Devotion and Surrender: While we may think that this practice is based entirely on complex mantras and mudras (gestures) to be successful, nothing can be further from the truth. The most important ingredient is devotion. We have to want to love and adore the deity “just because,” without an agenda. While we may come to the practice with the motive of using the deity as a portal, constant refining of devotion does away with all such motives. The deity rules supreme in our consciousness, becoming the focal point of our thoughts, emotions, and actions. We wake up in the morning and fall asleep at night thinking of the deity. Whatever we say, think, feel, consume or purge is for the deity. S/he rules over our waking state, seeping over into the dream and deep sleep states. We gradually start to see the deity in others, as well as in the mirror. Life circumstances begin to flow as the deity’s grace. Nothing is held as “mine,” and all is surrendered to the deity in guileless love. 

Mantra: Mantras are of different kinds, but the ones that are most important in deity practice are known as bīja (or seed) mantras. Think of a bīja mantra as a specific vibration that corresponds with a particular deity. When used to invoke the deity, it is like a key fitting into a lock, or simplistically much like us responding to being called by our name. The caveat, however, is that the bīja is most effective when it is enlivened by long practice, where it comes alive – as in, the key pops the lock open. A mantra is enlivened at various paces, but the fastest way is through initiation, where it is passed on from a teacher for whom it is alive to a student that is open to receiving it. When steadily practiced with devotion, the mantra opens to the next ingredients.

Discernment and Dispassion: Over time (or suddenly, depending on grace), devotion enables the cultivation of discernment and dispassion, and the entire pattern of reality begins to shimmer in our consciousness. We begin to dip into the fundamental, all-encompassing vibration underlying all of creation. Patterns and pathways begin to arise automatically in our consciousness as novel neural and hormonal pathways are forged. Yantras, mandalas and other forms of sacred geometry begin to spontaneously arise in our inner vision, connecting all kinds of knowledge, understanding, and circumstances into a magnificent unified whole. 
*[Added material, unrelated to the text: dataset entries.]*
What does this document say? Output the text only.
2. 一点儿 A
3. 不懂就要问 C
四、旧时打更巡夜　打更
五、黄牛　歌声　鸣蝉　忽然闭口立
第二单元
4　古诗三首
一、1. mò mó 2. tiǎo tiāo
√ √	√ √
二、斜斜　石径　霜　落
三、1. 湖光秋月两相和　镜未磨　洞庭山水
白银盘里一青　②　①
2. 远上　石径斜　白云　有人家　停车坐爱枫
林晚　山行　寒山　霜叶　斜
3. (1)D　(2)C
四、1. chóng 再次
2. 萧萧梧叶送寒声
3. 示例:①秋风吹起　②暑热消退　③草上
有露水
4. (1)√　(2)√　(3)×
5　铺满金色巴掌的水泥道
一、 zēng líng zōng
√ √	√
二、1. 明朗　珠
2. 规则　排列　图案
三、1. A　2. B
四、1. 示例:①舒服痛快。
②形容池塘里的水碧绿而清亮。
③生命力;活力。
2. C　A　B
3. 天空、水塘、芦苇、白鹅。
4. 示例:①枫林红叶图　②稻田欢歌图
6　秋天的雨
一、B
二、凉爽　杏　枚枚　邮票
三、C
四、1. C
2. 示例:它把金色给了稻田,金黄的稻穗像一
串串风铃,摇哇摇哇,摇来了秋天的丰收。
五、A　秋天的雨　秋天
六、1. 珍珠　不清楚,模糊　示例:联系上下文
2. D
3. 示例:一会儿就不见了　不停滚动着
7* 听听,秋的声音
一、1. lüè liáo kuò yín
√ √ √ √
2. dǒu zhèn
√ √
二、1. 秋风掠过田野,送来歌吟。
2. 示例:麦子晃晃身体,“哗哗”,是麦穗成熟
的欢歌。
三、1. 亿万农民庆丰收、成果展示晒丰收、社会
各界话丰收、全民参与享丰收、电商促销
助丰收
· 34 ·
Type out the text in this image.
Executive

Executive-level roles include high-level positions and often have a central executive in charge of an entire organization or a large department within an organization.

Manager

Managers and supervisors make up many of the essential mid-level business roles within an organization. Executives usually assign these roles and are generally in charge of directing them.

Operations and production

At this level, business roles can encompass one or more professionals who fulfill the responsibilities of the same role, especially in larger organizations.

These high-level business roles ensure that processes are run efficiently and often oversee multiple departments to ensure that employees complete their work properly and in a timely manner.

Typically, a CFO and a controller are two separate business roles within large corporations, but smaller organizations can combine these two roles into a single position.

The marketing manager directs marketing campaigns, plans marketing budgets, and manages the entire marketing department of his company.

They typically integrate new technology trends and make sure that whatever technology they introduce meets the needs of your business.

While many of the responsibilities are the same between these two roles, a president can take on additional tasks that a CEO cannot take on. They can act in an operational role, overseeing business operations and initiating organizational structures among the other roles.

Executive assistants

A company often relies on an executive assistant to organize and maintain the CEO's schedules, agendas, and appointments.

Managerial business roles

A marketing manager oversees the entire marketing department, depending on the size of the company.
Grace of the Deity: An important turning point in our devotion is the understanding that although the deity is usually invoked for a particular purpose, this is merely a limitation of the practitioner. Take, for example, the glorious Lakṣmī, who is popularly invoked for abundance and wealth. However, what we fail to see is that our very definitions of abundance or wealth are limited and corrupt. When we remain caught up in a particular idea about wealth or abundance, the results of our practice also remain limited. On the other hand, if we approach Lakṣmī with agenda-less love, our practice is rewarded with her grace by way of ever-deepening discoveries of abundance in ways we couldn’t have previously imagined. She no longer remains in our consciousness as the goddess of abundance; instead, she becomes the face of supreme reality!

The Śrī Cakra is one of the greatest examples of this principle, where any of the deities of its various components can become portals to the ultimate reality in the bindu.*

Are Deities Archetypes?

Although each deity has her/his own attributes usually symbolized in iconography (form, implements, etc), we must be careful to not reduce a deity to psychological or human archetypes. Deities are not archetypes the way we think of archetypes. We have to understand that even iconographies and archetypes are projections of the human mind, and deities are beyond the grasp of the mind! 

While iconographies serve to invite us in to worship and practice, they aren’t set in stone. As any serious practitioner of this practice knows, the deity can change forms and implements suddenly and unpredictably, or gradually and gently.  S/he can show us the entire fabric of reality, shapeshifting, expanding and contracting into countless forms. It all depends on how open we are to that possibility.